Link to Pubmed [PMID] – 21841197

J. Biol. Chem. 2011 Oct;286(40):35096-103

Pathogenic Rickettsia species cause high morbidity and mortality, especially R. prowazekii, the causative agent of typhus. Like many intracellular pathogens, Rickettsia exploit the cytoskeleton to enter and spread within the host cell. Here we report that the cell surface antigen sca4 of Rickettsia co-localizes with vinculin in cells at sites of focal adhesions in sca4-transfected cells and that sca4 binds to and activates vinculin through two vinculin binding sites (VBSs) that are conserved across all Rickettsia.
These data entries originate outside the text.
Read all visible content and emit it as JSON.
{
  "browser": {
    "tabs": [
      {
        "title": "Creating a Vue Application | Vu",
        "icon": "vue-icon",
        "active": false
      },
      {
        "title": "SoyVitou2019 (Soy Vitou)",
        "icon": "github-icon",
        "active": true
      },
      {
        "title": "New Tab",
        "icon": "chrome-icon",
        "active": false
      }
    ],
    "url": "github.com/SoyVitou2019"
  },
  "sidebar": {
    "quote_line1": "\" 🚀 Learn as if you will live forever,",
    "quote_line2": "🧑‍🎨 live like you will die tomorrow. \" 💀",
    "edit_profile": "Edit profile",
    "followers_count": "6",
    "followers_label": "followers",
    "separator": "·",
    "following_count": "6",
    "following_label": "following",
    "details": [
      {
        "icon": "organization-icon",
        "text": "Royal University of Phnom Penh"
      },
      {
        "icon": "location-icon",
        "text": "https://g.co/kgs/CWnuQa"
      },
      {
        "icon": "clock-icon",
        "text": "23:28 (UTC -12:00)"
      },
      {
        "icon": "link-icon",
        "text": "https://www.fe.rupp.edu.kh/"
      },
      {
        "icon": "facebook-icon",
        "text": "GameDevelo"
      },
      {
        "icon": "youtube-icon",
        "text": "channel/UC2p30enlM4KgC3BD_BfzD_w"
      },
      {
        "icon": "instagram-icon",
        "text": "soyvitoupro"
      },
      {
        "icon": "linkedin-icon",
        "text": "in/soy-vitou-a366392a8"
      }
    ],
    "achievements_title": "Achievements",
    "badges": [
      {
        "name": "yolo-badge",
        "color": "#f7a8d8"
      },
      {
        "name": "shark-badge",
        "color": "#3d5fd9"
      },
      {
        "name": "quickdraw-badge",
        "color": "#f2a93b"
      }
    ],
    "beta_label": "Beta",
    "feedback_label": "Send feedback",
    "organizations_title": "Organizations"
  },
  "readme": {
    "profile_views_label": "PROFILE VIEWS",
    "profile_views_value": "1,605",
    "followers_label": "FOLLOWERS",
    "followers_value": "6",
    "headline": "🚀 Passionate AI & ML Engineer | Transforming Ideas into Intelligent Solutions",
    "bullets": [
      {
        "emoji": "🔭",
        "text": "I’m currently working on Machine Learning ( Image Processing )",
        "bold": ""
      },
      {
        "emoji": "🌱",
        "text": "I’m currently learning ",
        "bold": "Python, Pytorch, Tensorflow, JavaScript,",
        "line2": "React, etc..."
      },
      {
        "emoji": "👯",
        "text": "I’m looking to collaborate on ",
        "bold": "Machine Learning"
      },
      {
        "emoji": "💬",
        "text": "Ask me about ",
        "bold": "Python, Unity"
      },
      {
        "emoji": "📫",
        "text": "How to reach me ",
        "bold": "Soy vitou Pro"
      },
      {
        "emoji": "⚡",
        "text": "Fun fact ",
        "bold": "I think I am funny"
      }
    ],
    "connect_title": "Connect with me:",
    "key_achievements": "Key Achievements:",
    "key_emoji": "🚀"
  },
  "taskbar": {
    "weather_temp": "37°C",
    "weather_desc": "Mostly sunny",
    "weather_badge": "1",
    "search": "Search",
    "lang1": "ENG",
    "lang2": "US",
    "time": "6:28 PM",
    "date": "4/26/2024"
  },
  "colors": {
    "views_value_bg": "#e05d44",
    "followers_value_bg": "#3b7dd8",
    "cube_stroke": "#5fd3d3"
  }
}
Remarkably, this occurs through molecular mimicry of the vinculin-talin interaction that is also seen with the IpaA invasin of the intracellular pathogen Shigella, where binding of these VBSs to the vinculin seven-helix bundle head domain (Vh1) displaces intramolecular interactions with the vinculin tail domain that normally clamp vinculin in an inactive state. Finally, the vinculin·sca4-VBS crystal structures reveal that vinculin adopts a new conformation when bound to the C-terminal VBS of sca4. Collectively, our data define the mechanism by which sca4 activates vinculin and interacts with the actin cytoskeleton, and they suggest important roles for vinculin in Rickettsia pathogenesis.